First hostile takeover attempt by company
Seoul : Korea National Oil Corp's $2.6 billion (Dh9.5 million) bid for Dana Petroleum Plc, the state-owned company's first hostile takeover attempt, shows South Korea is turning aggressive to lock up oil supplies after acquisitions by Chinese peers jumped eightfold in three years.
South Korean companies made 17 bids for foreign energy assets, including UK-based Dana, in the past 12 months, compared with 40 Chinese transactions, Bloomberg data show. The takeovers are being driven by demand for oil products, which the International Energy Agency forecasts will rise by an average 3.8 per cent a year until 2015 in emerging Asian economies.
Korea National Oil was outbid by China Petrochemical Corp. in the contest for Geneva-based Addax Petroleum Corp. last year, when China agreed to pay a 47 per cent premium to the prevailing share price. The company, known as KNOC, learned from the Addax loss, offering a 59 per cent premium for Dana in what would be South Korea's biggest overseas acquisition this year.
"Losing Addax to China became a kind of blessing in disguise for South Korea as it's become more aggressive in overseas acquisitions," said Cho Seung Yeon, an analyst at HMC Investment Securities Co. in Seoul.
Dana, based in Aberdeen, Scotland, said yesterday in a defense document that KNOC's £18-a-share (Dh102) offer would "utterly fail" to compensate its shareholders. Its board rejected the bid, saying Dana is worth at least 18 per cent more than KNOC's offer. Dana closed at £18.09 in London trading yesterday, a sign that some investors expect a better bid to emerge. KNOC said in response today that Dana's defense document doesn't contain any information that alters its view on the company's value. KNOC's £18-a-share offer is "full and final," it said.
South Korea, which imports almost all its energy needs, used 1.5 per cent more oil last year, according to the BP Statistical review of World Energy. China's oil consumption rose 6.7 per cent last year, while proven reserves in the world's biggest energy user declined two per cent in the past decade and will last 10.7 years at current production rates, according to the BP report.

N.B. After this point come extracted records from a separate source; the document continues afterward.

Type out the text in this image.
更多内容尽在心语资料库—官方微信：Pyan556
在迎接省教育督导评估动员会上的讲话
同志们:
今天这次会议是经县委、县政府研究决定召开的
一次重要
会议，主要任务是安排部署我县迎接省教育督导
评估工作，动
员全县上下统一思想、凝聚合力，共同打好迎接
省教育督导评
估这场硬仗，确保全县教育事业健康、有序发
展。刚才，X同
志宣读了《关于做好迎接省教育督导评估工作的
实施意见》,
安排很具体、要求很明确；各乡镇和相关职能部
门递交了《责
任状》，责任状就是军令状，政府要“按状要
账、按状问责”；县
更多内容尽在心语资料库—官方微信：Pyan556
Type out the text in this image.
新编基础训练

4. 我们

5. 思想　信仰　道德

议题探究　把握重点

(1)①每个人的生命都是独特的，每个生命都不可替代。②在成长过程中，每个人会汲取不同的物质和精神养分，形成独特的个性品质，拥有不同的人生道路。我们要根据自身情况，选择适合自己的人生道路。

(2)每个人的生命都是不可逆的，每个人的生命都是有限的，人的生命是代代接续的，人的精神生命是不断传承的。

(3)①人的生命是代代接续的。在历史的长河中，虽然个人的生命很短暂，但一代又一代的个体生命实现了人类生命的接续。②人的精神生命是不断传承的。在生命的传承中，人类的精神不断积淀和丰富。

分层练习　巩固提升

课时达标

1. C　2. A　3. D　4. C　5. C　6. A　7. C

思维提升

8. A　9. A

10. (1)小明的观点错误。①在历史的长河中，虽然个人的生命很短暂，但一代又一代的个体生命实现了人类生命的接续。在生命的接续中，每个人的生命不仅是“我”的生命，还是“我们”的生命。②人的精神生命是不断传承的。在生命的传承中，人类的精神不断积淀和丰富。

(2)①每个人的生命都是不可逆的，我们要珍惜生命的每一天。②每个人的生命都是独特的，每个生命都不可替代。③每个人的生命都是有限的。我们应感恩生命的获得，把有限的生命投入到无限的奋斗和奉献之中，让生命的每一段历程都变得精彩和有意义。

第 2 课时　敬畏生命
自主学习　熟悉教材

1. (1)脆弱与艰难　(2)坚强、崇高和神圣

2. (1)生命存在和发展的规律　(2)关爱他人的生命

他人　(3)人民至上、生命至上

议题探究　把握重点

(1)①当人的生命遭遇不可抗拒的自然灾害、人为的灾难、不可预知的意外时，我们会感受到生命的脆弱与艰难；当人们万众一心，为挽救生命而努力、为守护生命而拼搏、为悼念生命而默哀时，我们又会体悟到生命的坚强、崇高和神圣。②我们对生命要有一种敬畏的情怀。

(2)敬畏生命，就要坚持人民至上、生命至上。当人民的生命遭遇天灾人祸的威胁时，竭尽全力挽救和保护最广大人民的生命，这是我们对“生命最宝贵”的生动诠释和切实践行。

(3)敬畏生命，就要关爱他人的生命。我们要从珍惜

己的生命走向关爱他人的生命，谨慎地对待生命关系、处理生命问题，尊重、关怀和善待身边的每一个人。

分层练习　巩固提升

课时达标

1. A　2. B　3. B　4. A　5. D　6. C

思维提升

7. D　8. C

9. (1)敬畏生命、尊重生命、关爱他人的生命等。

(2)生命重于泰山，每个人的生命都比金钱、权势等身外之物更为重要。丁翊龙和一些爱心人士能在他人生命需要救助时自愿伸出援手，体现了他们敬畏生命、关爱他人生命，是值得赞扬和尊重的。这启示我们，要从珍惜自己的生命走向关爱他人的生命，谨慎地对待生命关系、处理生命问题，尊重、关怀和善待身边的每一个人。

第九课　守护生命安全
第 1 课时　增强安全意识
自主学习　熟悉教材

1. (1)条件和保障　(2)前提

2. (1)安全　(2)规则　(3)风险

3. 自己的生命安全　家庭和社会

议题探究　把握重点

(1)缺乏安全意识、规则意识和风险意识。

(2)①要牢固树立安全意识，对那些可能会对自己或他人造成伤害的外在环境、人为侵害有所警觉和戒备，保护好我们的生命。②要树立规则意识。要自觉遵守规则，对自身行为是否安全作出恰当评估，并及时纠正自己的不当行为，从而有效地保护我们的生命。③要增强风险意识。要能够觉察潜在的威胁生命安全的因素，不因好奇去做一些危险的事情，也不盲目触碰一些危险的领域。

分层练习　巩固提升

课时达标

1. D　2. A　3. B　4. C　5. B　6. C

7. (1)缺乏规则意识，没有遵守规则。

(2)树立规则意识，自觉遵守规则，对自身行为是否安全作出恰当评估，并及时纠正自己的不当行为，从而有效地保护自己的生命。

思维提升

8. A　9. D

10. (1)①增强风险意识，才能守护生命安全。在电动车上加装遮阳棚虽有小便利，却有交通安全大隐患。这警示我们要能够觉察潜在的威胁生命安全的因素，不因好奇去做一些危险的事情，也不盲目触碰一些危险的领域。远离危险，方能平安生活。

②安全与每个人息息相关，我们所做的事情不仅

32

"Asian oil companies are desperate," said Gordon Kwan, the Hong Kong-based head of regional energy research at Mirae Asset Securities Ltd. "They're not finding enough oil to replace what they're consuming."
Doubling production
Kang Young Won, KNOC's chief executive officer, said on Aug. 24 the company plans more acquisitions to meet a government target of more than doubling its production to 300,000 barrels of oil equivalent a day by 2012. That's about 10 per cent of South Korea's daily crude imports. Following a planned acquisition of UK North Sea assets from Suncor Energy Inc., Dana intends to boost production to about 70,000 barrels of oil equivalent by the end of the year.